Facebook ist doch noch nicht tot, Tiktok ist im Kommen
Interessant ist auch der Blick auf die Social Media: Facebook liegt hier vor Instagram und Tiktok weiter vorn und hat im letzten Jahr noch einmal acht Prozentpunkte in der Nutzung hinzugewinnen können. Hinter Facebook und Instagram, die jeder und jede Fünfte täglich nutzt, liegen weit abgeschlagen Tiktok, Snapchat und Twitter. Die Wahrnehmung der Wichtigkeit von Facebook auf der einen Seite als schon nicht mehr relevant und Twitter auf der anderen Seite ist also vielleicht nicht ganz gerechtfertigt.
Auch wenn der Abstand zu den beiden Erstplatzierten groß ist, überrascht dagegen das Ergebnis von Tiktok: Acht Prozent sind hier täglich und weitere sechs Prozent mindestens einmal die Woche. Dabei haben andere Studien bereits nahegelegt, dass die tägliche Verweildauer hier oftmals noch höher ist als bei anderen Plattformen. Blickt man auf die Nutzung von Messengerdiensten, wird klar, dass Whatsapp von 68 Prozent der Studienteilnehmer täglich genutzt wird. Telegram, Signal und Threema landen dagegen mit fünf Prozent täglicher Nutzung weit hinten – auch wenn der Anstieg hier naturgemäß deutlich größer ist.

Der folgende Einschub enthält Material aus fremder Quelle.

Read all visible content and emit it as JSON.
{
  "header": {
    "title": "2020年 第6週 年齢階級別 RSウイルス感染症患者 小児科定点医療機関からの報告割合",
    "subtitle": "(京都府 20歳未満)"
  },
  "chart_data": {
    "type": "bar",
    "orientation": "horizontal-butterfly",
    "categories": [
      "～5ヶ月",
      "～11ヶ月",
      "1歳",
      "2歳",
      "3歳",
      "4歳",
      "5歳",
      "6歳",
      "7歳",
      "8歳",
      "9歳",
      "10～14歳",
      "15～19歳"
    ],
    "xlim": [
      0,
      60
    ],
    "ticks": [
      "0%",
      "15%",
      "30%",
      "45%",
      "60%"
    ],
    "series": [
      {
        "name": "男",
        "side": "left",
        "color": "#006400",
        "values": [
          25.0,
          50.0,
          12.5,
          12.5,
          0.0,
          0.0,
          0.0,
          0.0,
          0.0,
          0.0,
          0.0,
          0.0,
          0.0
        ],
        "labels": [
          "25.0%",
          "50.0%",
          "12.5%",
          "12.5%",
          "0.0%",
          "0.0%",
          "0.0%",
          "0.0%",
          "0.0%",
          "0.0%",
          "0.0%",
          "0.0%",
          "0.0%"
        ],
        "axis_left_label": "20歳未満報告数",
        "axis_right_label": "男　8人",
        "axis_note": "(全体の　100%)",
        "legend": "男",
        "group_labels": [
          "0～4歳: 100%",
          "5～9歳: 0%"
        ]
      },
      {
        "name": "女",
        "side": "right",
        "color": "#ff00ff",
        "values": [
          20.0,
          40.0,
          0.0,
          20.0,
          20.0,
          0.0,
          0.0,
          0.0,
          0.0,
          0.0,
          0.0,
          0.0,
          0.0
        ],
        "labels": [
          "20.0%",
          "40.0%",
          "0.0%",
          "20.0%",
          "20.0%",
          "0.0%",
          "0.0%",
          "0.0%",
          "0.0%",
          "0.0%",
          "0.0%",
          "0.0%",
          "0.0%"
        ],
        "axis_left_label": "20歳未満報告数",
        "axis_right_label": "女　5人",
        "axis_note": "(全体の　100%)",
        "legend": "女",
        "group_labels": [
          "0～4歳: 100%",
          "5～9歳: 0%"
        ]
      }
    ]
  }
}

Audionutzung wandert immer mehr ins Netz
Ins Netz verlagert sich aber vor allem auch die Audionutzung: Immerhin zwei Drittel (67 Prozent) nutzen Audio im Netz, jeweils 30 Prozent die Radioprogramme live im Stream und 30 Prozent auch Podcasts (Doppelnennungen möglich). Doch 41 Prozent setzen auf externe Streamingdienste von Spotify bis Tidal – was den Radiomachern ebenfalls nicht egal sein dürfte.
Etabliert haben sich aber vor allem Podcasts, auch wenn diese nicht mehr ganz so stark wachsen wie in den Anfangsjahren der Pandemie. Die Gründe reichen hier von Hintergrundberichten über Lernwillen und aktuelles Zeitgeschehen bis hin zu Unterhaltung und Zeitvertreib. Interessant auch: Bestimmten Leuten wie Prominenten oder Influencern zuzuhören liegt dagegen eher hinten.
Unterm Strich zeigt all das, dass das Netz inzwischen zum wichtigsten Hub für Informationen in jeder Form geworden ist – sowohl im Hinblick auf die öffentlich-rechtlichen Inhalte, aber auch bei anderen Plattformen für Audio und Video. Für die öffentlich-rechtlichen Sender bedeutet das, dass sie sich abgesehen von jeder Gebührendiskussion, die wir hier mal außen vor lassen wollen, neu erfinden müssen.
Die aktuellen Entwicklungen rund um Reformen können da ein guter Anknüpfungspunkt sein. Zu diskutieren sein wird, was in Zukunft Sache des öffentlich-rechtlichen Systems ist und wo dieses im Hinblick auf Gebührenfinanzierung nichts zu suchen hat.